My buddy Colin is the Ernest Hemingway of the modern golf lexicon. In a scant few words—often ones he’s created himself—he can sum up entire rounds. “Whaddya got there? 8-iron? Better stand on that one. I’m gonna sauté a little 6.” Colin is not talking baseball when he says it’s time to carve a slider. And if he calls you “pro”—as in, “Nice job, pro.”—he has just delivered his most devastating insult.
Another phrase Colin knows well is when things begin to move quickly. This is reserved for those suffocating moments every golfer experiences when the earth crumbles beneath them and they can’t stop one bad shot from turning into three (or more) and suddenly an entire round is derailed by a devastatingly high number. This phenomenon recently happened to me, but because nothing normal has happened in this wild odyssey, it was in a wholly new way.
It didn’t even happen on the course. I was recapping my latest nine-hole adventure over at the Broken Tee Society’s new online home, explaining how I managed to shoot 41 with three doubles and somehow lowered my handicap from 13.2 to 12.8. Progress! It was a great conversation—people on the chat began trading secrets for great driving range sessions and tricks to help in the mental department.
Then, out of nowhere, the earth shifted.
Speculation arose if I could actually reach my goal of a 10-handicap. Some thought I could. Others (including, it should be noted, my turncoat publisher) were convinced it wasn’t going to happen. Before I knew it, the Broken Tee Society had an actual squares pool—with people betting actual money—on where I would finish.
In the words of a legendary newsman, that escalated quickly.
Faced with such a wild leap in the stakes, most people would react by running back to the golf course. I ran to the nursery to change more diapers. We welcomed baby No. 3 into the world in late September, and she is perfect. The back of her little head fits snug into the palm of my hand like a softball. When especially hangry, she goes beyond crying into this huffy, oinky snort. She sleeps well for a newborn, sometimes going north of four consecutive hours. And, along with her 4- and 2-year-old sisters, she makes playing golf regularly next to impossible.
Before degenerate gambling took it over, a big part of our conversation was about time management. More than ever, I am now convinced that in order to succeed (and prove my damn publisher wrong), I must outmaneuver the overflowing tasks on my calendar. This revelation occurred in light of some positive news: My reworked swing is in a decent place.
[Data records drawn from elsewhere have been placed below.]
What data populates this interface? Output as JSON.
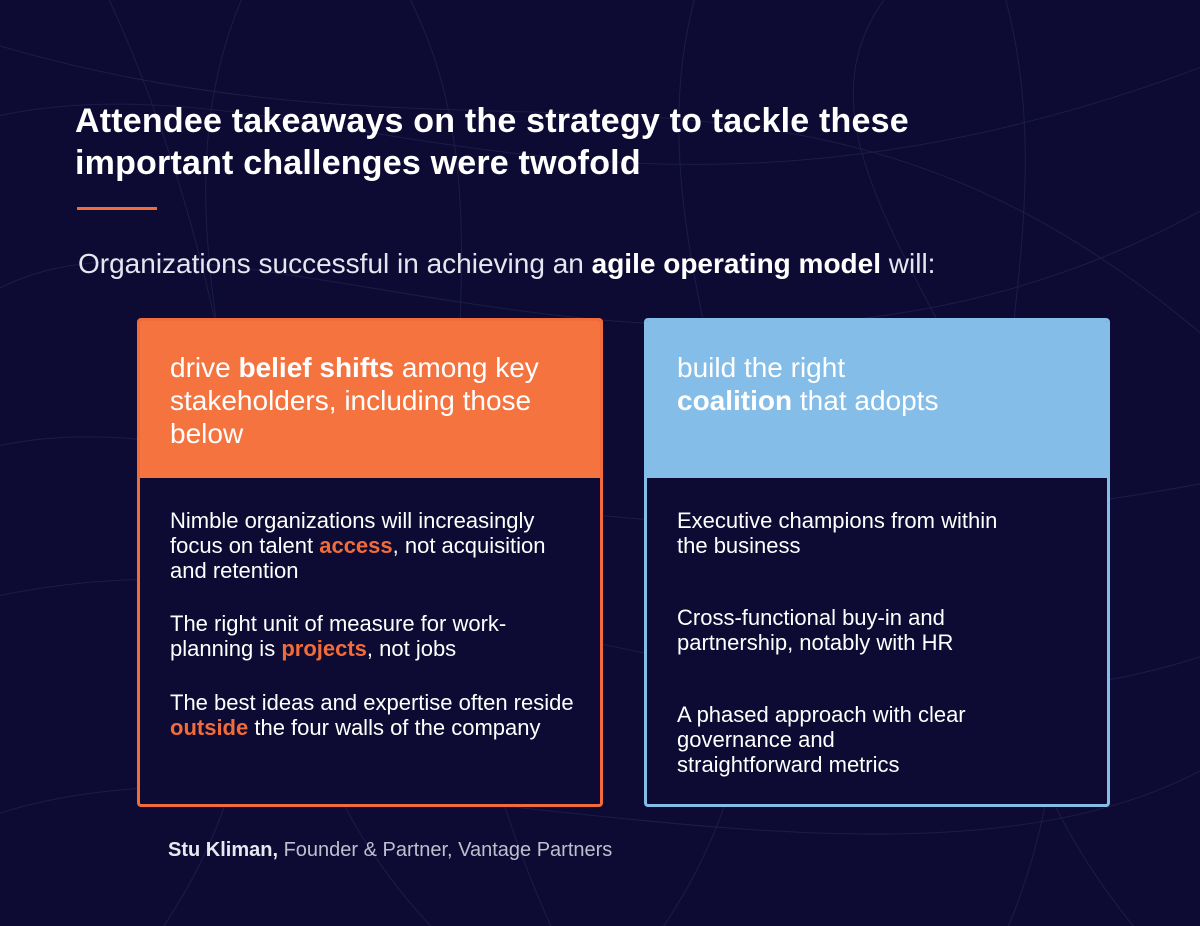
{
  "title": "Attendee takeaways on the strategy to tackle these important challenges were twofold",
  "subtitle": {
    "prefix": "Organizations successful in achieving an ",
    "bold": "agile operating model",
    "suffix": " will:"
  },
  "left_card": {
    "header": {
      "prefix": "drive ",
      "bold": "belief shifts",
      "suffix": " among key stakeholders, including those below"
    },
    "items": [
      {
        "prefix": "Nimble organizations will increasingly focus on talent ",
        "highlight": "access",
        "suffix": ", not acquisition and retention"
      },
      {
        "prefix": "The right unit of measure for work-planning is ",
        "highlight": "projects",
        "suffix": ", not jobs"
      },
      {
        "prefix": "The best ideas and expertise often reside ",
        "highlight": "outside",
        "suffix": " the four walls of the company"
      }
    ]
  },
  "right_card": {
    "header": {
      "prefix": "build the right ",
      "bold": "coalition",
      "suffix": " that adopts"
    },
    "items": [
      {
        "text": "Executive champions from within the business"
      },
      {
        "text": "Cross-functional buy-in and partnership, notably with HR"
      },
      {
        "text": "A phased approach with clear governance and straightforward metrics"
      }
    ]
  },
  "credit": {
    "name": "Stu Kliman,",
    "role": " Founder & Partner, Vantage Partners"
  },
  "colors": {
    "background": "#0d0b33",
    "orange": "#f26b3a",
    "blue": "#84bde8"
  }
}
A week prior, I’d been invited to the Wednesday pro-am for the Constellation Furyk & Friends event here in Jacksonville. It took some creative lifting in terms of child care and work requirements to pull it off, but there I was, shaking hands with my teammate Rod Pampling on the first tee of Timuquana Country Club. I hadn’t swung a club in about three weeks, so I had no clue where the ball would go.
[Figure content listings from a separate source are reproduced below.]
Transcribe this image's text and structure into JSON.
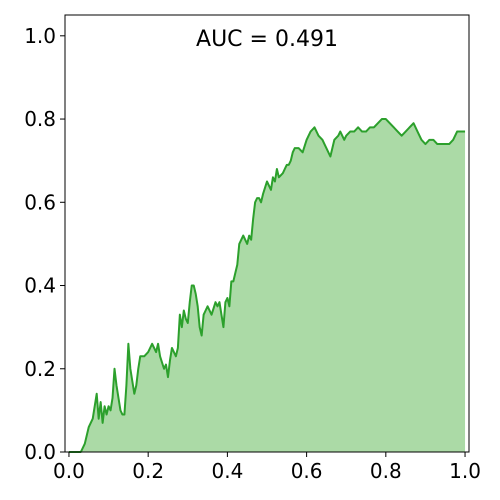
{
  "chart_data": {
    "type": "area",
    "title": "",
    "xlabel": "",
    "ylabel": "",
    "xlim": [
      -0.01,
      1.01
    ],
    "ylim": [
      0.0,
      1.05
    ],
    "grid": false,
    "line_color": "#2ca02c",
    "fill_color": "#abdaa6",
    "annotation": "AUC = 0.491",
    "x_ticks": [
      0.0,
      0.2,
      0.4,
      0.6,
      0.8,
      1.0
    ],
    "x_tick_labels": [
      "0.0",
      "0.2",
      "0.4",
      "0.6",
      "0.8",
      "1.0"
    ],
    "y_ticks": [
      0.0,
      0.2,
      0.4,
      0.6,
      0.8,
      1.0
    ],
    "y_tick_labels": [
      "0.0",
      "0.2",
      "0.4",
      "0.6",
      "0.8",
      "1.0"
    ],
    "x": [
      0.0,
      0.03,
      0.04,
      0.05,
      0.06,
      0.07,
      0.075,
      0.08,
      0.085,
      0.09,
      0.095,
      0.1,
      0.105,
      0.11,
      0.115,
      0.12,
      0.125,
      0.13,
      0.135,
      0.14,
      0.145,
      0.15,
      0.155,
      0.16,
      0.165,
      0.17,
      0.175,
      0.18,
      0.19,
      0.2,
      0.21,
      0.215,
      0.22,
      0.225,
      0.23,
      0.24,
      0.245,
      0.25,
      0.255,
      0.26,
      0.27,
      0.275,
      0.28,
      0.285,
      0.29,
      0.295,
      0.3,
      0.305,
      0.31,
      0.315,
      0.32,
      0.325,
      0.33,
      0.335,
      0.34,
      0.345,
      0.35,
      0.36,
      0.37,
      0.375,
      0.38,
      0.385,
      0.39,
      0.395,
      0.4,
      0.405,
      0.41,
      0.415,
      0.42,
      0.425,
      0.43,
      0.44,
      0.45,
      0.455,
      0.46,
      0.465,
      0.47,
      0.475,
      0.48,
      0.485,
      0.49,
      0.5,
      0.505,
      0.51,
      0.515,
      0.52,
      0.525,
      0.53,
      0.54,
      0.545,
      0.55,
      0.555,
      0.56,
      0.565,
      0.57,
      0.58,
      0.59,
      0.6,
      0.61,
      0.62,
      0.63,
      0.64,
      0.645,
      0.65,
      0.66,
      0.67,
      0.68,
      0.685,
      0.69,
      0.695,
      0.7,
      0.71,
      0.72,
      0.73,
      0.74,
      0.75,
      0.76,
      0.77,
      0.78,
      0.79,
      0.8,
      0.81,
      0.82,
      0.83,
      0.84,
      0.85,
      0.86,
      0.87,
      0.88,
      0.89,
      0.9,
      0.91,
      0.92,
      0.93,
      0.94,
      0.95,
      0.96,
      0.97,
      0.98,
      0.99,
      1.0
    ],
    "y": [
      0.0,
      0.0,
      0.02,
      0.06,
      0.08,
      0.14,
      0.08,
      0.12,
      0.07,
      0.11,
      0.09,
      0.11,
      0.1,
      0.13,
      0.2,
      0.16,
      0.13,
      0.1,
      0.09,
      0.09,
      0.16,
      0.26,
      0.2,
      0.17,
      0.14,
      0.16,
      0.2,
      0.23,
      0.23,
      0.24,
      0.26,
      0.25,
      0.24,
      0.26,
      0.23,
      0.2,
      0.21,
      0.18,
      0.22,
      0.25,
      0.23,
      0.25,
      0.33,
      0.3,
      0.34,
      0.32,
      0.31,
      0.36,
      0.4,
      0.4,
      0.38,
      0.35,
      0.3,
      0.28,
      0.33,
      0.34,
      0.35,
      0.33,
      0.36,
      0.35,
      0.36,
      0.33,
      0.3,
      0.36,
      0.37,
      0.35,
      0.41,
      0.41,
      0.43,
      0.45,
      0.5,
      0.52,
      0.5,
      0.52,
      0.51,
      0.56,
      0.6,
      0.61,
      0.61,
      0.6,
      0.62,
      0.65,
      0.64,
      0.63,
      0.66,
      0.65,
      0.68,
      0.66,
      0.67,
      0.68,
      0.69,
      0.69,
      0.7,
      0.72,
      0.73,
      0.73,
      0.72,
      0.75,
      0.77,
      0.78,
      0.76,
      0.75,
      0.74,
      0.73,
      0.71,
      0.75,
      0.76,
      0.77,
      0.76,
      0.75,
      0.76,
      0.77,
      0.77,
      0.78,
      0.77,
      0.77,
      0.78,
      0.78,
      0.79,
      0.8,
      0.8,
      0.79,
      0.78,
      0.77,
      0.76,
      0.77,
      0.78,
      0.79,
      0.77,
      0.75,
      0.74,
      0.75,
      0.75,
      0.74,
      0.74,
      0.74,
      0.74,
      0.75,
      0.77,
      0.77,
      0.77
    ]
  }
}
But the practice swings felt good. The lessons hammered into me by my coach/Yoda Mike Miles—mantras that couldn’t have been further from my mind over the previous three weeks of 4 a.m. hangry cries and marveling at how a creature so small could fill up so many diapers—immediately came to the fore. Throw the club back. Shift my weight. Pull my hands through. Be a pendulum. I tonked the opening drive down the left side of the fairway, right where I wanted it. Then I hit 9-iron from about 135—Mike says I’ve really got to get to my front side on these shots—to 25 feet. Easy two-putt par and Team Pamps was on our way.
Trivia time out! How much money has Pampling made over the course of his career on the PGA Tour and PGA Tour Champions? Answer: North of $17 million. Seventeen million dollars. And after watching him turn in the most casual 63 I’ve ever seen, including a hole-out for eagle from 194 yards on a long par 4 and a vodka-cranberry on the back nine, I wondered if he should have made even more.
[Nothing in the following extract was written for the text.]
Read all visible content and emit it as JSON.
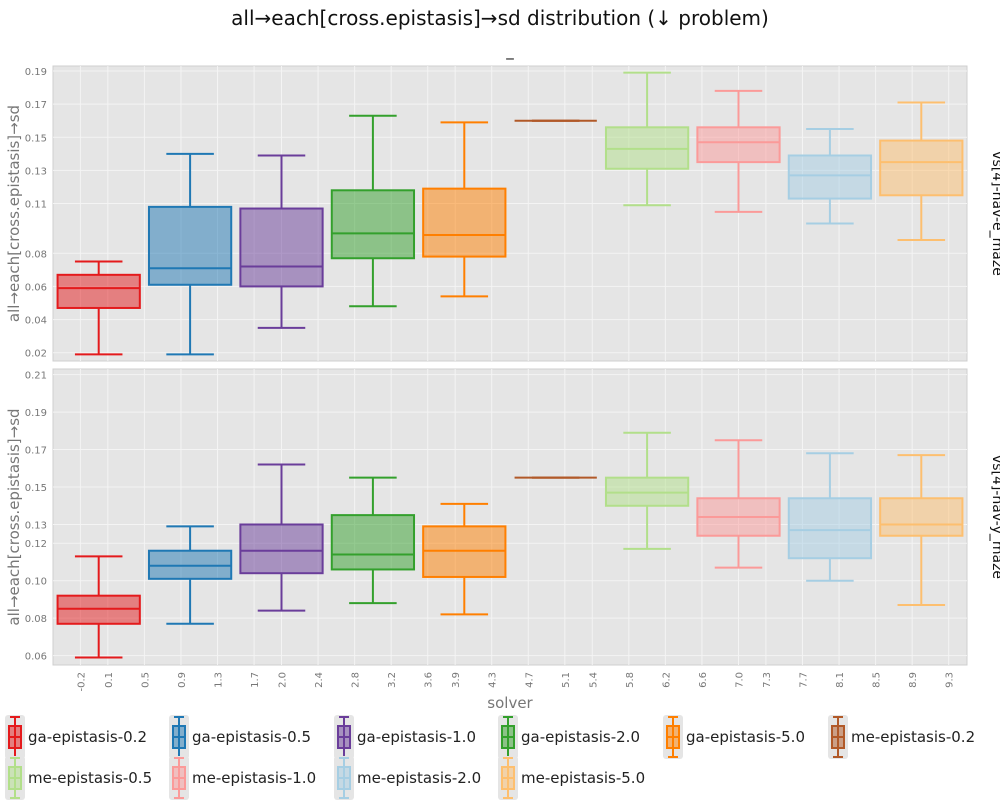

My buddy Colin also knows how golf can get funny when someone’s on a heater. Our group responded to Hot Rod and we all joined in on the birdie parade. It was a handicapped team best-ball format, and we ended up using a couple of my 4-for-3s on the way to a 57 and the overall pro-am victory. (My only regret: I would have threatened breaking 80 on my own ball. Would have been a nice number to enter into the magic GHIN machine!)
That experience coupled with the aforementioned 41 made it clear that getting to a 10 is absolutely possible. Equally obvious was the combination of a growing multimedia empire at work and a sprouting trio of adorable knuckleheads at home standing in my way. The only way to get there is to aggressively make the time. So I am actively working my built-in advantages: The Yards, the 12-holer near my house, is about to have a sleep-deprived single on the sheet early every Wednesday. Grandma is about to spend some Wednesday breakfasts with her granddaughters. And I’m about to learn how to sauté a 6-iron. Place your bets accordingly.